Studi banding tersebut bertujuan untuk meningkatkan kapasitas aparatur desa dalam pengelolaan potensi desa, khususnya di bidang pengembangan desa wisata berbasis pemberdayaan masyarakat. Melalui kegiatan ini, peserta diharapkan dapat memperoleh wawasan dan praktik baik (best practice) yang dapat diadaptasi dan diterapkan di desa masing-masing.
Selama kegiatan berlangsung, rombongan Dinas PMD dan perwakilan desa mendapatkan pemaparan langsung mengenai tata kelola destinasi wisata Dolli, mulai dari perencanaan, pengelolaan kelembagaan, hingga strategi pemberdayaan masyarakat lokal dalam mendukung sektor pariwisata desa.
Selain sesi pemaparan, peserta juga melakukan peninjauan langsung ke sejumlah fasilitas wisata yang dikelola oleh pemerintah desa bersama kelompok masyarakat.

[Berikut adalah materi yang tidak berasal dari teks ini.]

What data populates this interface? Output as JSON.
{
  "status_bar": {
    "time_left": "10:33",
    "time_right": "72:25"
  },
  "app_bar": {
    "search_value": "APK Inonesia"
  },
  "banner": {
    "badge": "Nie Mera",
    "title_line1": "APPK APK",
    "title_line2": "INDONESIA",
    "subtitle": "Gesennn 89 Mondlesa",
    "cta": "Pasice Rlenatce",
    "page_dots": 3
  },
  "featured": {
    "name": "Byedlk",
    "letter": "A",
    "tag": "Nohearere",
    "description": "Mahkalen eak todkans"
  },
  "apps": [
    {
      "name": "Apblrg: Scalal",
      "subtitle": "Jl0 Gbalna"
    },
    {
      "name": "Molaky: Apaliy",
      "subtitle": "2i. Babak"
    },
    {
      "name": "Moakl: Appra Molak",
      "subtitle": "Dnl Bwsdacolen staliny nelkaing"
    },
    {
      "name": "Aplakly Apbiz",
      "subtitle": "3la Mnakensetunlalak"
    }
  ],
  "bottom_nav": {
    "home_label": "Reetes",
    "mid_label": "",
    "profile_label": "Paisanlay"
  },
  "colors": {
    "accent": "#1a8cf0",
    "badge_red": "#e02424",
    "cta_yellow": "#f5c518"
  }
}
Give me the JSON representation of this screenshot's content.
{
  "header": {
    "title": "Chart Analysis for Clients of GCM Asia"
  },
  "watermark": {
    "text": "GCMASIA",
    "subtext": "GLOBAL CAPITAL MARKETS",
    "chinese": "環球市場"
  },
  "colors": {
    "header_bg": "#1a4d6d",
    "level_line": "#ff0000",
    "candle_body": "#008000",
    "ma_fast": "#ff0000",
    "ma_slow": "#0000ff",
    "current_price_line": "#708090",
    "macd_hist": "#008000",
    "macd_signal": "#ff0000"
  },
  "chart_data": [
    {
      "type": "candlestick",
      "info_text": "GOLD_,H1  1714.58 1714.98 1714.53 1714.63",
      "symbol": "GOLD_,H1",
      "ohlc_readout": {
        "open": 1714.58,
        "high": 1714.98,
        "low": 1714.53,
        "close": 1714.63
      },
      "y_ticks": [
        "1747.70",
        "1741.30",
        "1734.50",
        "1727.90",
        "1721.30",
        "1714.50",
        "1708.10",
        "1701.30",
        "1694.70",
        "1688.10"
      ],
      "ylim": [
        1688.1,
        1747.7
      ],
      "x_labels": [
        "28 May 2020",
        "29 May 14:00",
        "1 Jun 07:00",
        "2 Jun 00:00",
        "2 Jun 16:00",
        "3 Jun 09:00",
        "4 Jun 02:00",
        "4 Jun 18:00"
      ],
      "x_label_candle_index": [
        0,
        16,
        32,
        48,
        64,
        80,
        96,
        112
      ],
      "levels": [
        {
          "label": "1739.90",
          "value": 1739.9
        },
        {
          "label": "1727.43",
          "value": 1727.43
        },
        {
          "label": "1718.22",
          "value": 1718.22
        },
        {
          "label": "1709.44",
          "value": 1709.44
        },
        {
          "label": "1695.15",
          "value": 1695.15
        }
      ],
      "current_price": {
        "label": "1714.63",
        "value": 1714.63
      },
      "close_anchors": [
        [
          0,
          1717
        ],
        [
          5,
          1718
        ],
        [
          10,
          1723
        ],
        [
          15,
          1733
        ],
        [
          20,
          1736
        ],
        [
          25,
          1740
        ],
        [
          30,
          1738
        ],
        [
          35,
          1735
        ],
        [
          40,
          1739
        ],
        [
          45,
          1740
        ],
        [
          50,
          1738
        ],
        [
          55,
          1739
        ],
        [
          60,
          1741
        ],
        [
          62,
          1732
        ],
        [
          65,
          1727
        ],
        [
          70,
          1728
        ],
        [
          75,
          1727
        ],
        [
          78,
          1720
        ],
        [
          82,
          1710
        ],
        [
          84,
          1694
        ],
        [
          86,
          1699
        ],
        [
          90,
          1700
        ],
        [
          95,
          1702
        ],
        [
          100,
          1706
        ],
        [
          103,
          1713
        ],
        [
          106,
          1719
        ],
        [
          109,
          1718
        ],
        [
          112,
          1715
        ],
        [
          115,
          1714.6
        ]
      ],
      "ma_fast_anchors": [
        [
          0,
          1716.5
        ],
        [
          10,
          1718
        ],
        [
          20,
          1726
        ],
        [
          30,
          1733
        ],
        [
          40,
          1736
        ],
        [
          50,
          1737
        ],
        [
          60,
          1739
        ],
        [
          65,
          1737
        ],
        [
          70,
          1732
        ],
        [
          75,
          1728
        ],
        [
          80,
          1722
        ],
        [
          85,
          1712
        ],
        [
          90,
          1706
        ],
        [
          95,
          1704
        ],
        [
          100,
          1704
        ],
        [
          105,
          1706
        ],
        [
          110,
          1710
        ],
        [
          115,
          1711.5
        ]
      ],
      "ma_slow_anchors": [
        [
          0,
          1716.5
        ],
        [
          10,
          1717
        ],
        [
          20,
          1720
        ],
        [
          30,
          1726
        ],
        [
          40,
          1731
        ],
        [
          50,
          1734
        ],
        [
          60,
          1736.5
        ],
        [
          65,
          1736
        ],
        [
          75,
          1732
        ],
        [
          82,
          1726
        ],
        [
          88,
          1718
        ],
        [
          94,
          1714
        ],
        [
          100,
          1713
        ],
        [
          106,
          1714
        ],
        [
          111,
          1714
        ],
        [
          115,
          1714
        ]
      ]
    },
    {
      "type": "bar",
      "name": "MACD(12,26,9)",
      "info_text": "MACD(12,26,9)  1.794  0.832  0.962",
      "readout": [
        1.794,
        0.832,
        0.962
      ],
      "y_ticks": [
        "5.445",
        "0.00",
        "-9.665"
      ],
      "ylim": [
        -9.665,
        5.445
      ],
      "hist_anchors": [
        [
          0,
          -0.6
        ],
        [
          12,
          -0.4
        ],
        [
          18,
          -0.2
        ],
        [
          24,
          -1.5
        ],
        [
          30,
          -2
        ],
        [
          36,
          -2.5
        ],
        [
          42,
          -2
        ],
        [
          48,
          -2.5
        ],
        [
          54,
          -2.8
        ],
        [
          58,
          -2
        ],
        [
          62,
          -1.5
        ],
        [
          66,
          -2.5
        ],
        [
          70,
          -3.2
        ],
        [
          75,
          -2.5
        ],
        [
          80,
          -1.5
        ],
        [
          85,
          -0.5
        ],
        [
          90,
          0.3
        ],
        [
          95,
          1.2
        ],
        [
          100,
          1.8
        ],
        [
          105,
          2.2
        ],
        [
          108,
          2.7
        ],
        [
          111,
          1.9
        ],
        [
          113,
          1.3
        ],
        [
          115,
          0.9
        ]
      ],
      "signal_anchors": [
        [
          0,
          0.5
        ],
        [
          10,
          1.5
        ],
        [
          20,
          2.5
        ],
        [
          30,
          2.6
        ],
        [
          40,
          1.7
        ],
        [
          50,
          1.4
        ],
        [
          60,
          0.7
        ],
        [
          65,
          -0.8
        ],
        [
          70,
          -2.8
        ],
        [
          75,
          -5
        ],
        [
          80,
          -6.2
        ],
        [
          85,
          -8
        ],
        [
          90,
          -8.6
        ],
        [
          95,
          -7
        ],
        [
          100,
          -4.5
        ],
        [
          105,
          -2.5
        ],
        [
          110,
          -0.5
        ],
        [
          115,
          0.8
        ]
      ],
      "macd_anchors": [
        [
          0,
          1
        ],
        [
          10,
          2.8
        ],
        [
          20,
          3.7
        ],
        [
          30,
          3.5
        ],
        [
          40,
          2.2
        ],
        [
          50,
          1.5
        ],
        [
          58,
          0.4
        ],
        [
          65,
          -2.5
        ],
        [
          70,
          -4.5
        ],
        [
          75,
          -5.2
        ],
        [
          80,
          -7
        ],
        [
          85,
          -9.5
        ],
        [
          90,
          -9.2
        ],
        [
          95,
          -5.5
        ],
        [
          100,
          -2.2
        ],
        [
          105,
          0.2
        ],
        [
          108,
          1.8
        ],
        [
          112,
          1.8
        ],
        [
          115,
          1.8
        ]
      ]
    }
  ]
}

Hal ini dilakukan untuk melihat secara nyata penerapan pengelolaan potensi desa yang berkelanjutan dan berdampak pada peningkatan ekonomi masyarakat.
Melalui kegiatan studi banding ini, Dinas PMD berharap desa-desa peserta, termasuk Desa Benteng Lompoe, Desa Mario, Desa Alausalo, dan Desa Mallusesalo, dapat mengembangkan inovasi desa sesuai dengan potensi lokal masing-masing, guna mendorong kemandirian dan kesejahteraan masyarakat desa.